Presidential elections were held in Malawi on 23 June 2020, having originally been scheduled for 19 May and later 2 July. They followed the annulment of the results of the 2019 presidential elections, in which Peter Mutharika of the Democratic Progressive Party had received the most votes.

The result of the re-run elections was a victory for Lazarus Chakwera of the Malawi Congress Party, who defeated Mutharika by margin of 59% to 40%.

The elections were hailed by observers as being both free and fair.

==Background==
In the May 2019 general elections, incumbent President Peter Mutharika of the Democratic Progressive Party (DPP) was re-elected with 39% of the vote, defeating Lazarus Chakwera of the Malawi Congress Party (35%) and Saulos Chilima of the United Transformation Movement (20%). The DPP also remained the largest party in the National Assembly, winning 62 of the 193 seats. However, the presidential election was challenged in court by Chakwera and Chilima, and on 3 February 2020 the Constitutional Court annulled the presidential election results, citing evidence of irregularities, and ordered fresh elections be held within 150 days.

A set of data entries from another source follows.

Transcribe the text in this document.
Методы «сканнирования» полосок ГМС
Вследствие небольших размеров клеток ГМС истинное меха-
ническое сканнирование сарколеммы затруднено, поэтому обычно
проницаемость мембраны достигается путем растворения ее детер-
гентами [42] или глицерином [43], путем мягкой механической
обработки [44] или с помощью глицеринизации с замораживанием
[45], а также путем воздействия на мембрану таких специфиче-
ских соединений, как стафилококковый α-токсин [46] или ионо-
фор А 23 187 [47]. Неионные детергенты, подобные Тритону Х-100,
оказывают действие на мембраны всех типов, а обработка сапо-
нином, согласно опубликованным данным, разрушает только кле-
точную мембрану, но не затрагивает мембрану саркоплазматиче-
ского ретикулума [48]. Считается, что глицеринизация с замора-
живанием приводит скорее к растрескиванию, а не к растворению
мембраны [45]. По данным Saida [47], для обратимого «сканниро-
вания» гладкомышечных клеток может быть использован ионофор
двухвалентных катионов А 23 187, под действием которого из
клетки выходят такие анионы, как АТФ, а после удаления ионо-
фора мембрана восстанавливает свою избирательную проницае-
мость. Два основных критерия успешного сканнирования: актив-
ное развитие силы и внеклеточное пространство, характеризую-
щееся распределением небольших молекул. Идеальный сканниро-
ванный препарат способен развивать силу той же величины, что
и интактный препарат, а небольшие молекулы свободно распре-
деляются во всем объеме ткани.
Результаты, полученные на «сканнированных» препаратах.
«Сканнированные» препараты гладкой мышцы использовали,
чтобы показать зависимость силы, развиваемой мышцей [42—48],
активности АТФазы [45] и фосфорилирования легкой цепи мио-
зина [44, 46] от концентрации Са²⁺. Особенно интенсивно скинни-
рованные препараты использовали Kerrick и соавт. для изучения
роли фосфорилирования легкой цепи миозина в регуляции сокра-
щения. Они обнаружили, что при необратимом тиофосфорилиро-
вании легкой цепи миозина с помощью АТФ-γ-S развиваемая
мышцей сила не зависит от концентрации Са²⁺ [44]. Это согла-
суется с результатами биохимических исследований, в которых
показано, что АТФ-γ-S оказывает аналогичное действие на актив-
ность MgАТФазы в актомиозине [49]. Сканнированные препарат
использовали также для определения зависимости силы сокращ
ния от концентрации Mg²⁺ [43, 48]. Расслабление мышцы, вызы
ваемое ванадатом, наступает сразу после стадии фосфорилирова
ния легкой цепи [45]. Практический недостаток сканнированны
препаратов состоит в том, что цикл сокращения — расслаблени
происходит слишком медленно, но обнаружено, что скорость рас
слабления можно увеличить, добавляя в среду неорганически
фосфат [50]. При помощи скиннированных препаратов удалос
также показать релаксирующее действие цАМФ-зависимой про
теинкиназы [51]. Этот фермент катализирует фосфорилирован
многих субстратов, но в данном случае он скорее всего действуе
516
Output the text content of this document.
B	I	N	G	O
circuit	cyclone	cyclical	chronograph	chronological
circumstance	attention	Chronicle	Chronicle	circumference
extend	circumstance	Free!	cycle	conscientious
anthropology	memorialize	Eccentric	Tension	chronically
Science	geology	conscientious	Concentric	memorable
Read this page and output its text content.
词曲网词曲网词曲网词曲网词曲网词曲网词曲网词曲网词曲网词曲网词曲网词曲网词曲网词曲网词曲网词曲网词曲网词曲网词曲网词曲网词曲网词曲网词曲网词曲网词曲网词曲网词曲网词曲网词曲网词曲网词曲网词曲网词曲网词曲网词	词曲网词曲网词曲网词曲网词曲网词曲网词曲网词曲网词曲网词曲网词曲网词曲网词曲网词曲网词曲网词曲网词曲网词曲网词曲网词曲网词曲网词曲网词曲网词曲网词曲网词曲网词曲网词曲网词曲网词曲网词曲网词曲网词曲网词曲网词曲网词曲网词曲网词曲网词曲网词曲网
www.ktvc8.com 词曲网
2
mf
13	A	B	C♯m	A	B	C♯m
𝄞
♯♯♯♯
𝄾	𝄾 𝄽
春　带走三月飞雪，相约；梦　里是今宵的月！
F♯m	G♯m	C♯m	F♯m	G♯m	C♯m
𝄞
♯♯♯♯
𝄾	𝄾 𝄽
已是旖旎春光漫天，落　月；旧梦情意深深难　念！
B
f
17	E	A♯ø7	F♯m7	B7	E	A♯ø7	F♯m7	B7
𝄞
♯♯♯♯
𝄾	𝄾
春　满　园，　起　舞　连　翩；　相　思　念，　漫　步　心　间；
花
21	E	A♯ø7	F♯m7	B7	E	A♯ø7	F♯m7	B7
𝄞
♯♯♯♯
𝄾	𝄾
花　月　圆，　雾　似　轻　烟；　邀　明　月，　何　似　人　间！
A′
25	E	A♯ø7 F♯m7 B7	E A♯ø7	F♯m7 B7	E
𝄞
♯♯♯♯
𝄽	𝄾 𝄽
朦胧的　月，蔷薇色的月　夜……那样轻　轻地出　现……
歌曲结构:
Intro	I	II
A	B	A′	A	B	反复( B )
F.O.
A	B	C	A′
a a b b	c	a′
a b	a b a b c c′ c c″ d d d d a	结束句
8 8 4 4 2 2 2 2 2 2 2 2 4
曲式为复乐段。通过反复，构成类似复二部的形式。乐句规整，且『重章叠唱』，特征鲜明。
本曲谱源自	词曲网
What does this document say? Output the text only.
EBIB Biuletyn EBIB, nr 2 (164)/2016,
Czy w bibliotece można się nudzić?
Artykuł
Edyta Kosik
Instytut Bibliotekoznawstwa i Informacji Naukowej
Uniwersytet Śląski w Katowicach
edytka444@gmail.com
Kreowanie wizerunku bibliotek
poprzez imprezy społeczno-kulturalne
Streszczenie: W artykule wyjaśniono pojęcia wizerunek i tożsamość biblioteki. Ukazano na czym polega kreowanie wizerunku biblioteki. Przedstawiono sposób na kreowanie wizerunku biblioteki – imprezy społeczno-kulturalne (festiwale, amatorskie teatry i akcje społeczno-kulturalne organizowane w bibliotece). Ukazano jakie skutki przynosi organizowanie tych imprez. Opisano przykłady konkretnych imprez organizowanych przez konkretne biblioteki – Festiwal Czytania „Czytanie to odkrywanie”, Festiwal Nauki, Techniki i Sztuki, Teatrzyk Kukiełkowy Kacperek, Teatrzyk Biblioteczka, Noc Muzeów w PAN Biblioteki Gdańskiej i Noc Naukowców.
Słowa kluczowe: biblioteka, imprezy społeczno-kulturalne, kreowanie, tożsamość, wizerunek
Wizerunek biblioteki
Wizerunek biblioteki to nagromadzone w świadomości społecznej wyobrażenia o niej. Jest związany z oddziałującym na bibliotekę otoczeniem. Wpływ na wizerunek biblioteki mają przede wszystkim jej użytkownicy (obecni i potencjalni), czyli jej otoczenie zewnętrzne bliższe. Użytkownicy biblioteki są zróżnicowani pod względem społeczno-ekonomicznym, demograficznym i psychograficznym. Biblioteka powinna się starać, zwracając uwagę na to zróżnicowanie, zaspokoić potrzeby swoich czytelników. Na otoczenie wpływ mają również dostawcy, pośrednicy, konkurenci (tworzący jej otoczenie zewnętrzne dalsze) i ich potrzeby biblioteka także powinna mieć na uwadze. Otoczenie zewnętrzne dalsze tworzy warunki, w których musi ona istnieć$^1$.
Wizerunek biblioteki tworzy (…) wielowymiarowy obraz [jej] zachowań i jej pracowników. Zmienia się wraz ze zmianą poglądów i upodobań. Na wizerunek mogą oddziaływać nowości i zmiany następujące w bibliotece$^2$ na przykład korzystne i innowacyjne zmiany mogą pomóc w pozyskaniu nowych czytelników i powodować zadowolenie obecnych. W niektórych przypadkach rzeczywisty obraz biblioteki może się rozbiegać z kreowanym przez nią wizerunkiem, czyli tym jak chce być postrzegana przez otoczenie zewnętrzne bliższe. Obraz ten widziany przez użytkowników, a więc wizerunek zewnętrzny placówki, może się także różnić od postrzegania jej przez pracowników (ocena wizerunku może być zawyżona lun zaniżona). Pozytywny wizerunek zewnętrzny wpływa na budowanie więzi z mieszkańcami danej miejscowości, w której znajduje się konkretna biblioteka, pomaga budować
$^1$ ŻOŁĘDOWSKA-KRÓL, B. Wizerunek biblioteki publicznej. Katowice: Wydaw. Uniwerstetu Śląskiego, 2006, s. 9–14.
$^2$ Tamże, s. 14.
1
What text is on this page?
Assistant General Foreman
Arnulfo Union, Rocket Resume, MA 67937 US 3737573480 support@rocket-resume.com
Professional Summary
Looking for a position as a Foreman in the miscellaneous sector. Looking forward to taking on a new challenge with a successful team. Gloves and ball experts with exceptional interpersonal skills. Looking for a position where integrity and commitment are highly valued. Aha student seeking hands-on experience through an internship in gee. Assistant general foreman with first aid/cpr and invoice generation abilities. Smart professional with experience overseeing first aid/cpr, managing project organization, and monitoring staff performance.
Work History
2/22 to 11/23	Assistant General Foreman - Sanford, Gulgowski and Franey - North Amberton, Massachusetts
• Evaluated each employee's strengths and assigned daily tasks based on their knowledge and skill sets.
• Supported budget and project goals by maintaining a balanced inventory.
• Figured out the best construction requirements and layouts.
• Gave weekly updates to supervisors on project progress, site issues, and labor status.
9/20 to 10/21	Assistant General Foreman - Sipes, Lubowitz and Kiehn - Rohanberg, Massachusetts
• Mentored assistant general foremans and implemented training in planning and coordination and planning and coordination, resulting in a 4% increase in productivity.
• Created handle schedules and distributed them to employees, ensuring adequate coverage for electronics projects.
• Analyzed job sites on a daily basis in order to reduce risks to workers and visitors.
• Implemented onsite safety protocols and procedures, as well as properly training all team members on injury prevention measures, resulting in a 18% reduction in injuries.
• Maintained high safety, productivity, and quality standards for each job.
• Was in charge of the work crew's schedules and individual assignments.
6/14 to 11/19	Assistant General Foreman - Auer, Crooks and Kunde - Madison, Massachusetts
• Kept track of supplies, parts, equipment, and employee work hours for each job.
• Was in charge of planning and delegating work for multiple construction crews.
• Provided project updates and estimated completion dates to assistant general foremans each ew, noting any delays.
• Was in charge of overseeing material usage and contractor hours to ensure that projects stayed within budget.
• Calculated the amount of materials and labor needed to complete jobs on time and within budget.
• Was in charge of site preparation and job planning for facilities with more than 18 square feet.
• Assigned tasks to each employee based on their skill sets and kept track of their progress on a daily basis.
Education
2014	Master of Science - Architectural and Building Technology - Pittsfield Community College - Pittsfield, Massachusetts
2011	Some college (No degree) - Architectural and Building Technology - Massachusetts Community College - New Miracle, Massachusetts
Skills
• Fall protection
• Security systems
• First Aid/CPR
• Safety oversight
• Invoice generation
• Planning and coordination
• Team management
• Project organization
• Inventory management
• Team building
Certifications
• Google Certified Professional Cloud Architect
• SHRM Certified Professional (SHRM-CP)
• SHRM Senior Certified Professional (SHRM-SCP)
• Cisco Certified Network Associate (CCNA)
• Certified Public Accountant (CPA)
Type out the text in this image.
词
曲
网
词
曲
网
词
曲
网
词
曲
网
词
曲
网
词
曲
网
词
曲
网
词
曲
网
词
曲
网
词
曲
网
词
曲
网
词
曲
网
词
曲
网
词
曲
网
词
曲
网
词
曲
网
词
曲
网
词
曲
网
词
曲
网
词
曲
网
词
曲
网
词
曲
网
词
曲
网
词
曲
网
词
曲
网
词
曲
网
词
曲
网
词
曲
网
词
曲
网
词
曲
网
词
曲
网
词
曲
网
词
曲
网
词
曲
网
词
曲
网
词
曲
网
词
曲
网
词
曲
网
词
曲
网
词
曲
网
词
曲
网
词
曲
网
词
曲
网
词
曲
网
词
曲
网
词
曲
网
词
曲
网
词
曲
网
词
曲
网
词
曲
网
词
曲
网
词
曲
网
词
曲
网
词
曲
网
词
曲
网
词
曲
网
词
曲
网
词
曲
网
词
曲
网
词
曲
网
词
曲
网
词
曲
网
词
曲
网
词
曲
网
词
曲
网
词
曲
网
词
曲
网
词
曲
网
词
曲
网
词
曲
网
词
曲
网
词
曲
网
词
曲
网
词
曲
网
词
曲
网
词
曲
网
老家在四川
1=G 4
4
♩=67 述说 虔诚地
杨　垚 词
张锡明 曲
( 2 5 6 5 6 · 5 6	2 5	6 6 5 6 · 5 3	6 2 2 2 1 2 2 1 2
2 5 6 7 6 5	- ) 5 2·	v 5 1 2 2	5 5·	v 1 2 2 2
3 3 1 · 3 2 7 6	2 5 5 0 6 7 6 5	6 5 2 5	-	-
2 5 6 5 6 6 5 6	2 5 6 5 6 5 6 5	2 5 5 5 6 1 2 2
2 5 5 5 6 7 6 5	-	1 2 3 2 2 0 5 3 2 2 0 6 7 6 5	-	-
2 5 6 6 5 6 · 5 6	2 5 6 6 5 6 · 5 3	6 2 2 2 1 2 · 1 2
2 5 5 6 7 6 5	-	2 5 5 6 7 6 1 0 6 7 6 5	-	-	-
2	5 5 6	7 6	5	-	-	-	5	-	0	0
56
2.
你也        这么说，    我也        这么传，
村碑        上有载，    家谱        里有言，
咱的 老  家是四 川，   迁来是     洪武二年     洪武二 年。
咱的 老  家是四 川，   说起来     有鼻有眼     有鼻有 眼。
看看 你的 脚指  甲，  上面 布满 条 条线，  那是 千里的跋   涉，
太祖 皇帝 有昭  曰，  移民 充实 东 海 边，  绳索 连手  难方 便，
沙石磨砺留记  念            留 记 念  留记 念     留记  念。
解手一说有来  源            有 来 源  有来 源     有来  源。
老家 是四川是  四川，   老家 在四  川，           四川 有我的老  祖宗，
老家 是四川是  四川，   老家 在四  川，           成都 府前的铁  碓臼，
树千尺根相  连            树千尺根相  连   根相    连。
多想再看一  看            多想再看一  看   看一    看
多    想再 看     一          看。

Parliament passed the Parliamentary and Presidential Elections Act (PPEA) Amendment Bill on 24 February, setting 19 May as the date for the new presidential elections and extending the terms of MPs and local councillors by one year to allow for harmonised presidential, parliamentary and local elections in 2025. In March the Malawi Electoral Commission announced a new election date, 2 July, one day before the 150-day limit to hold elections set by the Constitutional Court. On 21 May the Legal Affairs committee of parliament endorsed fresh presidential elections to be held on 23 June rather than 2 July.

==Electoral system==
As a result of the Constitutional Court ruling, the President of Malawi would be elected using the two-round system, replacing the former first-past-the-post system used in 2019.

==Candidates==
Lazarus Chakwera and Peter Kuwani filed their respective nominations on 6 May 2020. Peter Mutharika filed his nomination the following day, with Atupele Muluzi as his running mate.

==Opinion polls==
A poll conducted by IPOR Malawi showed that 53% of respondents expected Lazarus Chakwera to win the election, while 31% expected Mutharika to win.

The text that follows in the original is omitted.